手荒れでお悩みの方は、ゴム手袋の素材選びには注意されている方が多いと思います。
さらに、ゴム手袋の中に下履き手袋を重ねるなどの、細心の対策をされている方も少なくありません。
ゴム手袋の素材としては、ラテックス(天然ゴム)はリスクが高いことは広く周知されるようになりました。
ラテックス(天然ゴム)を避けて「ニトリル」や「塩化ビニール」を選んび、手の荒れがひどい状態の間は、綿手袋を中に重ねて頂くことをおすすめしています。(詳細はゴム手袋の選び方を参照)
下履きの手袋は「綿100%」を選んでいただくようにご案内していますが、最近頂いたご相談の中で初めて判明した驚きの事実があったので ご紹介いたします。

「綿100%」と記載されていても、手が荒れる
ご相談頂きました際に、合成ゴムが肌に直接触れないように「ゴム手袋の中に綿100%の手袋を重ねてください」とご案内しました。
お客様は、新しい綿100%の手袋を購入されてご使用を開始。
ところが、やっと改善してきていた手の症状が突然悪化してしまったとのご連絡がありました。
症状のお写真を送って頂いたところ、手首あたりから腕にかけて真っ赤に!
「これは...」と、すぐに原因に心当たりがあったので、購入された手袋の素材を伺いましたところ、パッケージには綿100%との記載が確認できました。

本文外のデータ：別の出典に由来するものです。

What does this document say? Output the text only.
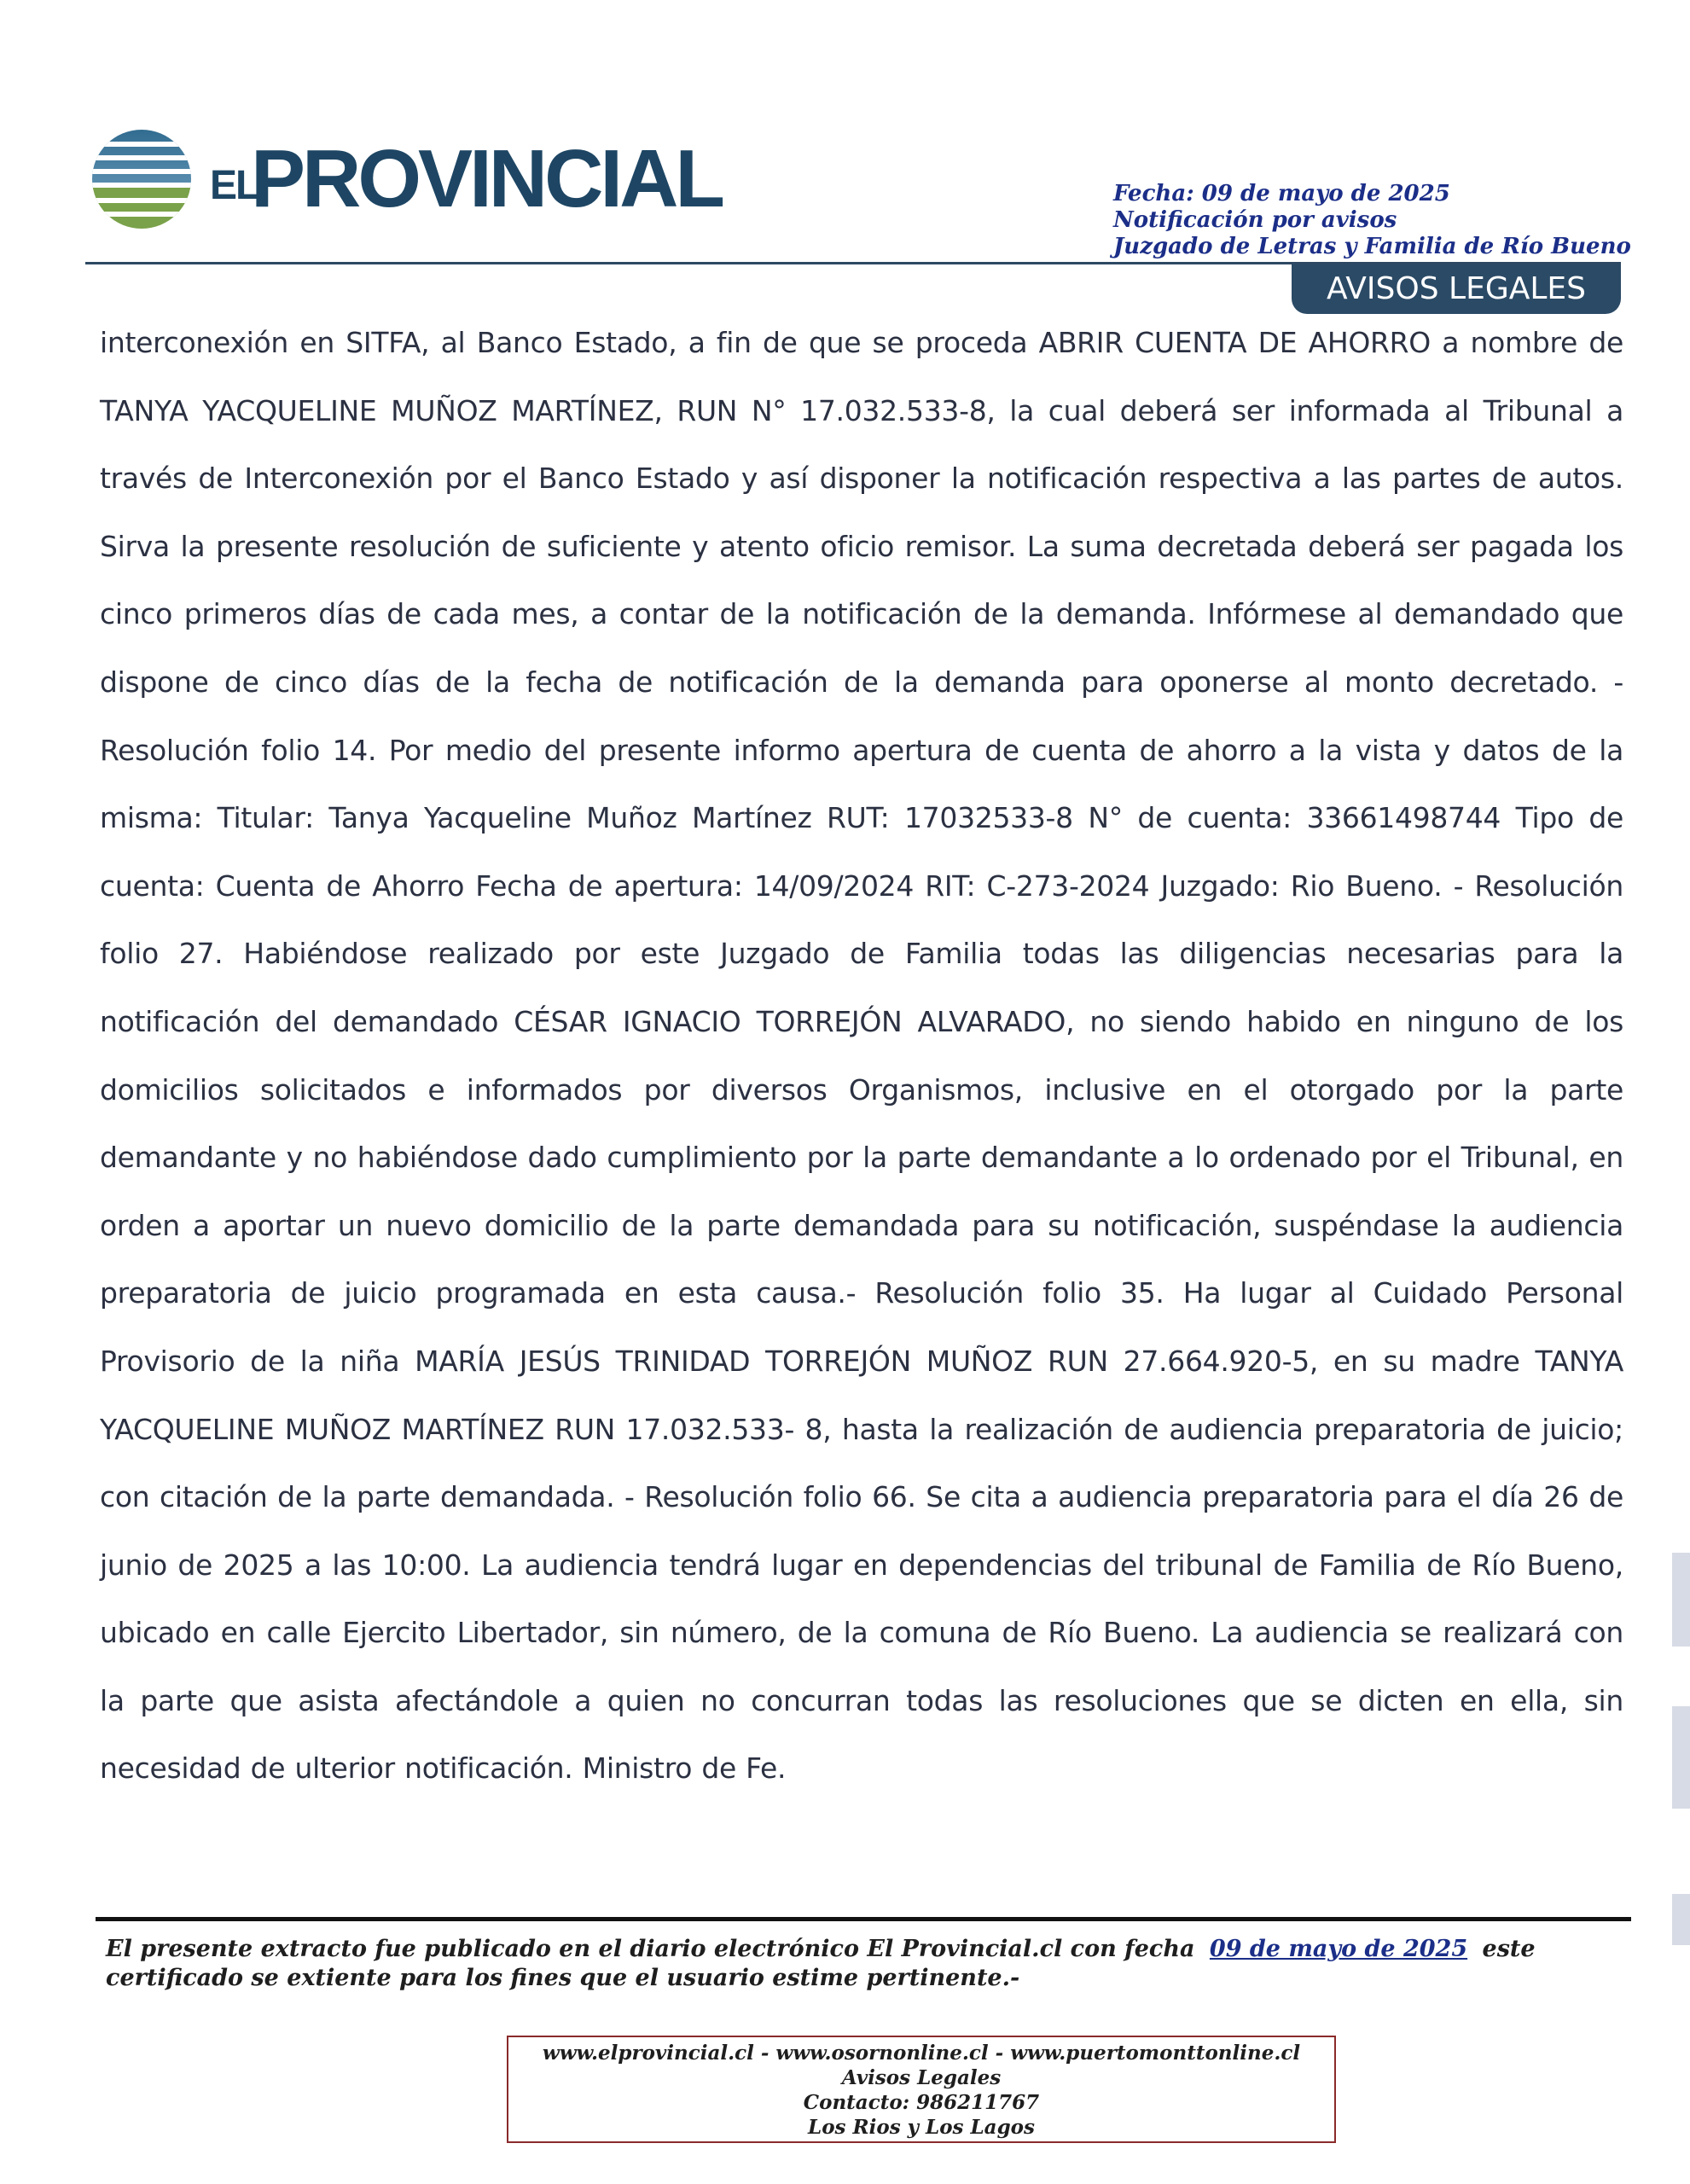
EL
PROVINCIAL	Fecha: 09 de mayo de 2025
Notificación por avisos
Juzgado de Letras y Familia de Río Bueno
AVISOS LEGALES

interconexión en SITFA, al Banco Estado, a fin de que se proceda ABRIR CUENTA DE AHORRO a nombre de TANYA YACQUELINE MUÑOZ MARTÍNEZ, RUN N° 17.032.533-8, la cual deberá ser informada al Tribunal a través de Interconexión por el Banco Estado y así disponer la notificación respectiva a las partes de autos. Sirva la presente resolución de suficiente y atento oficio remisor. La suma decretada deberá ser pagada los cinco primeros días de cada mes, a contar de la notificación de la demanda. Infórmese al demandado que dispone de cinco días de la fecha de notificación de la demanda para oponerse al monto decretado. - Resolución folio 14. Por medio del presente informo apertura de cuenta de ahorro a la vista y datos de la misma: Titular: Tanya Yacqueline Muñoz Martínez RUT: 17032533-8 N° de cuenta: 33661498744 Tipo de cuenta: Cuenta de Ahorro Fecha de apertura: 14/09/2024 RIT: C-273-2024 Juzgado: Rio Bueno. - Resolución folio 27. Habiéndose realizado por este Juzgado de Familia todas las diligencias necesarias para la notificación del demandado CÉSAR IGNACIO TORREJÓN ALVARADO, no siendo habido en ninguno de los domicilios solicitados e informados por diversos Organismos, inclusive en el otorgado por la parte demandante y no habiéndose dado cumplimiento por la parte demandante a lo ordenado por el Tribunal, en orden a aportar un nuevo domicilio de la parte demandada para su notificación, suspéndase la audiencia preparatoria de juicio programada en esta causa.- Resolución folio 35. Ha lugar al Cuidado Personal Provisorio de la niña MARÍA JESÚS TRINIDAD TORREJÓN MUÑOZ RUN 27.664.920-5, en su madre TANYA YACQUELINE MUÑOZ MARTÍNEZ RUN 17.032.533- 8, hasta la realización de audiencia preparatoria de juicio; con citación de la parte demandada. - Resolución folio 66. Se cita a audiencia preparatoria para el día 26 de junio de 2025 a las 10:00. La audiencia tendrá lugar en dependencias del tribunal de Familia de Río Bueno, ubicado en calle Ejercito Libertador, sin número, de la comuna de Río Bueno. La audiencia se realizará con la parte que asista afectándole a quien no concurran todas las resoluciones que se dicten en ella, sin necesidad de ulterior notificación. Ministro de Fe.

El presente extracto fue publicado en el diario electrónico El Provincial.cl con fecha 09 de mayo de 2025 este certificado se extiente para los fines que el usuario estime pertinente.-
www.elprovincial.cl - www.osornonline.cl - www.puertomonttonline.cl
Avisos Legales
Contacto: 986211767
Los Rios y Los Lagos
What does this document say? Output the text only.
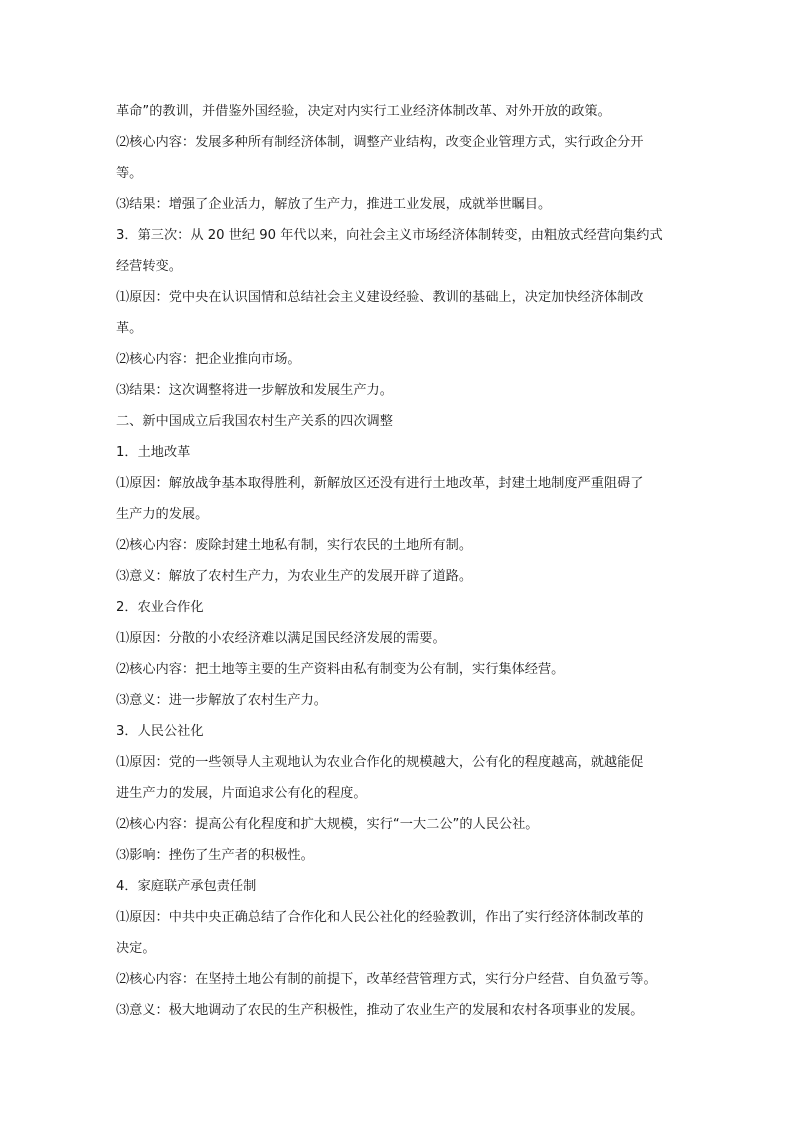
革命”的教训，并借鉴外国经验，决定对内实行工业经济体制改革、对外开放的政策。
⑵核心内容：发展多种所有制经济体制，调整产业结构，改变企业管理方式，实行政企分开
等。
⑶结果：增强了企业活力，解放了生产力，推进工业发展，成就举世瞩目。
3．第三次：从 20 世纪 90 年代以来，向社会主义市场经济体制转变，由粗放式经营向集约式
经营转变。
⑴原因：党中央在认识国情和总结社会主义建设经验、教训的基础上，决定加快经济体制改
革。
⑵核心内容：把企业推向市场。
⑶结果：这次调整将进一步解放和发展生产力。
二、新中国成立后我国农村生产关系的四次调整
1．土地改革
⑴原因：解放战争基本取得胜利，新解放区还没有进行土地改革，封建土地制度严重阻碍了
生产力的发展。
⑵核心内容：废除封建土地私有制，实行农民的土地所有制。
⑶意义：解放了农村生产力，为农业生产的发展开辟了道路。
2．农业合作化
⑴原因：分散的小农经济难以满足国民经济发展的需要。
⑵核心内容：把土地等主要的生产资料由私有制变为公有制，实行集体经营。
⑶意义：进一步解放了农村生产力。
3．人民公社化
⑴原因：党的一些领导人主观地认为农业合作化的规模越大，公有化的程度越高，就越能促
进生产力的发展，片面追求公有化的程度。
⑵核心内容：提高公有化程度和扩大规模，实行“一大二公”的人民公社。
⑶影响：挫伤了生产者的积极性。
4．家庭联产承包责任制
⑴原因：中共中央正确总结了合作化和人民公社化的经验教训，作出了实行经济体制改革的
决定。
⑵核心内容：在坚持土地公有制的前提下，改革经营管理方式，实行分户经营、自负盈亏等。
⑶意义：极大地调动了农民的生产积极性，推动了农业生产的发展和农村各项事业的发展。
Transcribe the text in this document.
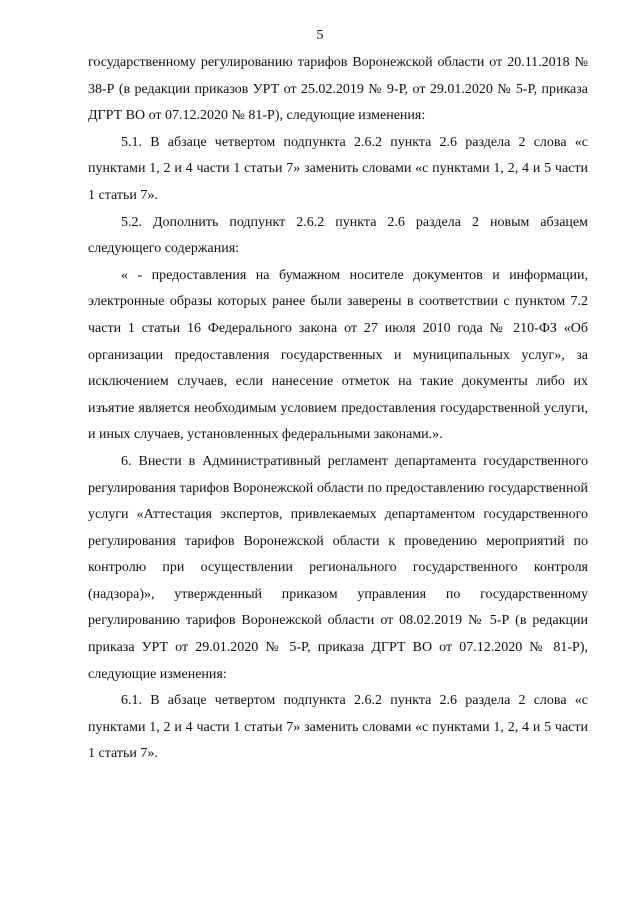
5

государственному регулированию тарифов Воронежской области от 20.11.2018 № 38-Р (в редакции приказов УРТ от 25.02.2019 № 9-Р, от 29.01.2020 № 5-Р, приказа ДГРТ ВО от 07.12.2020 № 81-Р), следующие изменения:

5.1. В абзаце четвертом подпункта 2.6.2 пункта 2.6 раздела 2 слова «с пунктами 1, 2 и 4 части 1 статьи 7» заменить словами «с пунктами 1, 2, 4 и 5 части 1 статьи 7».

5.2. Дополнить подпункт 2.6.2 пункта 2.6 раздела 2 новым абзацем следующего содержания:

« - предоставления на бумажном носителе документов и информации, электронные образы которых ранее были заверены в соответствии с пунктом 7.2 части 1 статьи 16 Федерального закона от 27 июля 2010 года № 210-ФЗ «Об организации предоставления государственных и муниципальных услуг», за исключением случаев, если нанесение отметок на такие документы либо их изъятие является необходимым условием предоставления государственной услуги, и иных случаев, установленных федеральными законами.».

6. Внести в Административный регламент департамента государственного регулирования тарифов Воронежской области по предоставлению государственной услуги «Аттестация экспертов, привлекаемых департаментом государственного регулирования тарифов Воронежской области к проведению мероприятий по контролю при осуществлении регионального государственного контроля (надзора)», утвержденный приказом управления по государственному регулированию тарифов Воронежской области от 08.02.2019 № 5-Р (в редакции приказа УРТ от 29.01.2020 № 5-Р, приказа ДГРТ ВО от 07.12.2020 № 81-Р), следующие изменения:

6.1. В абзаце четвертом подпункта 2.6.2 пункта 2.6 раздела 2 слова «с пунктами 1, 2 и 4 части 1 статьи 7» заменить словами «с пунктами 1, 2, 4 и 5 части 1 статьи 7».
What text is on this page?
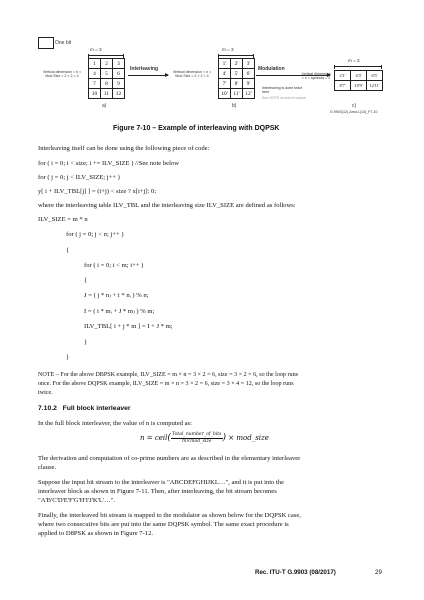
One bit
m = 3
Vertical dimension = n = Mod Size = 2 × 2 = 4
1	2	3
4	5	6
7	8	9
10	11	12
a)
Interleaving
m = 3
Vertical dimension = n = Mod Size = 2 × 2 = 4
1'	2'	3'
4'	5'	6'
7'	8'	9'
10'	11'	12'
b)
Modulation
Interleaving is done twice here
See NOTE at end of clause
m = 3
Vertical dimension = n = symbols = 2
2'1'	4'3'	6'5'
8'7'	10'9'	12'11'
c)
G.9903(12)-Amd.1(13)_F7-10
Figure 7-10 – Example of interleaving with DQPSK
Interleaving itself can be done using the following piece of code:
for ( i = 0; i < size; i += ILV_SIZE ) //See note below
for ( j = 0; j < ILV_SIZE; j++ )
y[ i + ILV_TBL[j] ] = (i+j) < size ? x[i+j]: 0;
where the interleaving table ILV_TBL and the interleaving size ILV_SIZE are defined as follows:
ILV_SIZE = m * n
for ( j = 0; j < n; j++ )
{
for ( i = 0; i < m; i++ )
{
J = ( j * nⱼ + i * nᵢ ) % n;
I = ( i * mᵢ + J * mⱼ ) % m;
ILV_TBL[ i + j * m ] = I + J * m;
}
}
NOTE – For the above DBPSK example, ILV_SIZE = m × n = 3 × 2 = 6, size = 3 × 2 = 6, so the loop runs
once. For the above DQPSK example, ILV_SIZE = m × n = 3 × 2 = 6, size = 3 × 4 = 12, so the loop runs
twice.
7.10.2 Full block interleaver
In the full block interleaver, the value of n is computed as:
n = ceil( $\frac{\text{Total\_number\_of\_bits}}{\text{m×mod\_size}}$ ) × mod_size
The derivation and computation of co-prime numbers are as described in the elementary interleaver
clause.
Suppose the input bit stream to the interleaver is "ABCDEFGHIJKL…", and it is put into the
interleaver block as shown in Figure 7-11. Then, after interleaving, the bit stream becomes
"A'B'C'D'E'F'G'H'I'J'K'L'…".
Finally, the interleaved bit stream is mapped to the modulator as shown below for the DQPSK case,
where two consecutive bits are put into the same DQPSK symbol. The same exact procedure is
applied to D8PSK as shown in Figure 7-12.
Rec. ITU-T G.9903 (08/2017)	29
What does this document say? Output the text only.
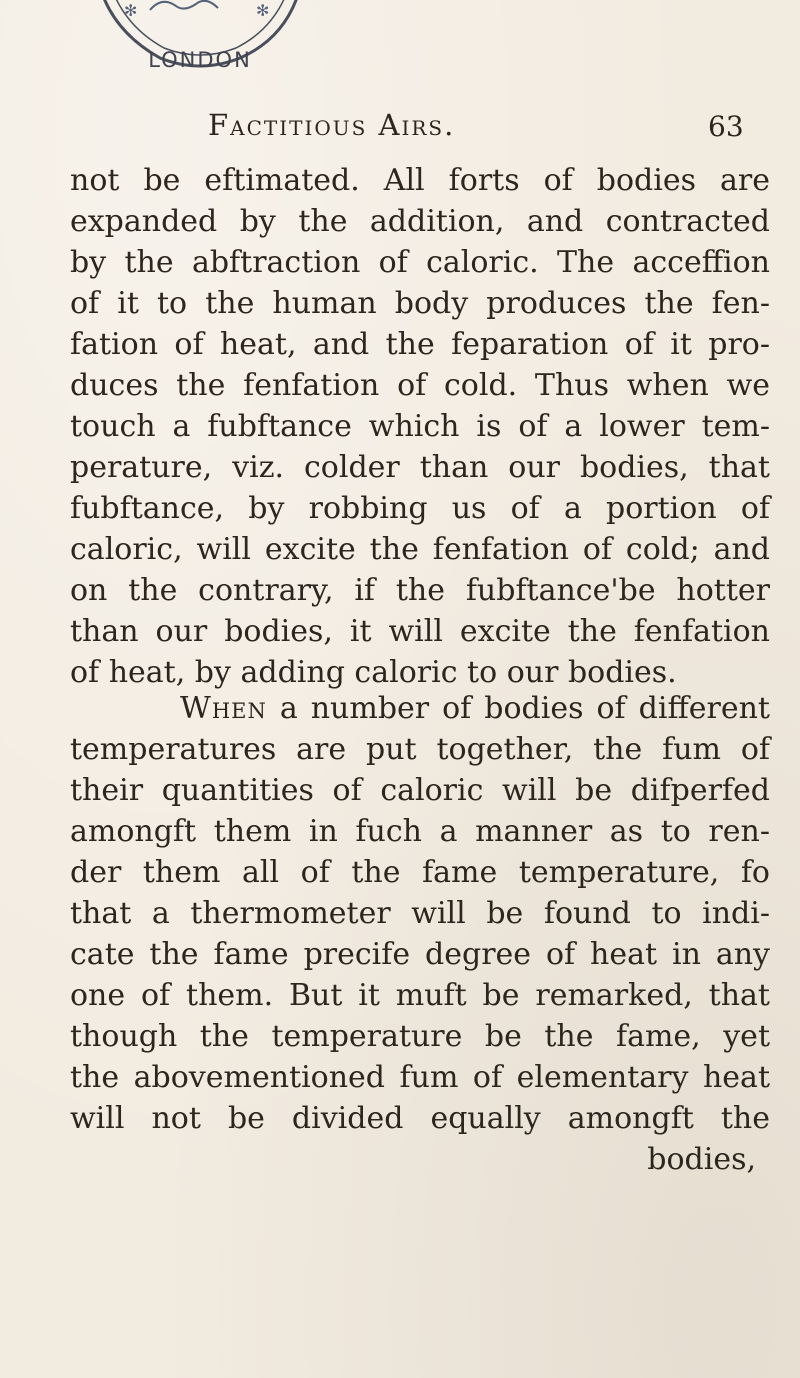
✻	✻
LONDON
Factitious Airs.	63
not be eftimated. All forts of bodies are
expanded by the addition, and contracted
by the abftraction of caloric. The acceffion
of it to the human body produces the fen-
fation of heat, and the feparation of it pro-
duces the fenfation of cold. Thus when we
touch a fubftance which is of a lower tem-
perature, viz. colder than our bodies, that
fubftance, by robbing us of a portion of
caloric, will excite the fenfation of cold; and
on the contrary, if the fubftance'be hotter
than our bodies, it will excite the fenfation
of heat, by adding caloric to our bodies.
When a number of bodies of different
temperatures are put together, the fum of
their quantities of caloric will be difperfed
amongft them in fuch a manner as to ren-
der them all of the fame temperature, fo
that a thermometer will be found to indi-
cate the fame precife degree of heat in any
one of them. But it muft be remarked, that
though the temperature be the fame, yet
the abovementioned fum of elementary heat
will not be divided equally amongft the
bodies,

日用品の素材表記についての規制を調べたところ、
「装飾、補強または縁取り等特定の部分の効用を増すために使用された糸や生地に関する特例」というものがあり、
- 全重量の5%以内であれば、混用率の計算に含めなくてもよい
- 合計重量が5%以内であればこれらの表示を省略してもよい
つまり、補強や伸縮のためにゴムが使われている部分が全体の5%以内であれば綿100%と記載できるというものなんです。

今回のご相談者様がお使いになっていた手袋のメーカーに問い合わせしたところ、なんと使用されている伸縮する素材は「ラテックス(天然ゴム)」でした。
ラテックス(天然ゴム)にアレルギーがある方が使用すると、危険なことは間違いありません。

自己防衛のためにできること
残念ながら、商品綿100%と記載されているだけでは、記載されていない素材に何が使われているかを 消費者は知るすべはありません。
「綿100%」と記載されている手袋を使っているのに、一向に手荒れが治らないという方は、
- 伸縮する部分がないか
- 素材の一部が違っていないか
- 滑り止めなどがついていないか
- 手袋を裏返すと、表と違う素材感になっていないか
など、外見で判断できるものが多いので 是非確認してみてください。